Hati-hati saya menjawab, mungkin (padahal pasti) Lebaran nanti saya dan keluarga tak akan pulang. Antara mengikuti himbauan pemerintah atau ketakutan akan hal-hal tak tentu yang semakin pasti tak pastinya. Kenyataan demi kenyataan yang hanya bisa diterima tanpa dimengerti. Belum mampu dicerna habis.

Salah satunya, bahwa manusia ternyata bisa sesakti sekaligus setidakberdaya itu. Bisa membawa penyakit tanpa merasa sakit. Di saat yang sama penyakit yang tak sadar ia bawa bisa membuat orang lain pergi selamanya.

Kapan pulang?  Saat pertanyaan itu bergaung di ruang kepala, di TV, ada berita gelombang perantau sudah tiba di kampung halaman.
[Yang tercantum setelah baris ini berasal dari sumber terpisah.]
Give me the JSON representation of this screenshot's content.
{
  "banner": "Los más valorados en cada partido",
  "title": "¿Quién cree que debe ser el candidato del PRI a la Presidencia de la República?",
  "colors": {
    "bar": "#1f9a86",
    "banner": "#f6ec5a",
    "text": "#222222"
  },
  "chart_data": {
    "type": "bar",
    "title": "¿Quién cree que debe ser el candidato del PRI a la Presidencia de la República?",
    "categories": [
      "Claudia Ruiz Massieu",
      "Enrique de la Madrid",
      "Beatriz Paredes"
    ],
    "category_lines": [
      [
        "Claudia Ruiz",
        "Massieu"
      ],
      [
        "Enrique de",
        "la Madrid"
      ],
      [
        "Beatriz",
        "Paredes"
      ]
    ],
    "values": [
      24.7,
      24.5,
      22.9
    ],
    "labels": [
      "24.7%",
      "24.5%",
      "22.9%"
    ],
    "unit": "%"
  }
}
Dari bus-bus antarkota, mereka turun membawa ransel berisi tanda tanya tanpa titik dan harapan yang pudar. Mungkin mereka kuli-kuli panggul Pasar Tanah Abang yang justru tutup jelang  puasa. Atau buruh-buruh harian yang sejak kemarin belum makan, tak ada pekerjaan. Di kota, jika tidak mati karena wabah, bisa jadi mereka lebih dulu mati kelaparan di kontrakan petak sesak penghuni.

"Di kampung, nggak ada uang masih bisa makan," kata seorang pria saat diwawancara.
Kota memang penuh dengan tanya, seperti dalam lirik lagu "Rumah Kita" (haruskah kita beranjak ke kota yang penuh dengan tanyaaa). Ian Antono memang menulis lagu ini karena rindu kampung halamannya setiba di Jakarta. Sedetik saya berpikir, lagu ini seharusnya cocok untuk mencegah urbanisasi. Haha. Tapi lagu yang sama sedang ramai dinyanyikan lagi sebagai himne diam di rumah. Dinyanyikan orang-orang yang kebanyakan (mampu) diam di kota.

Kapan pulang?  Saya ingin pulang dan tak kembali ke dunia yang kini jadi serupa fiksi fantasi ini. Dunia yang tanpa ampun mendesak orang pada realita kelas sosial di mana ia berada. Di antaranya, tentu saja, ada yang terhimpit antara arahan tak boleh pulang, tapi juga tergagap-gagap bertahan di kota.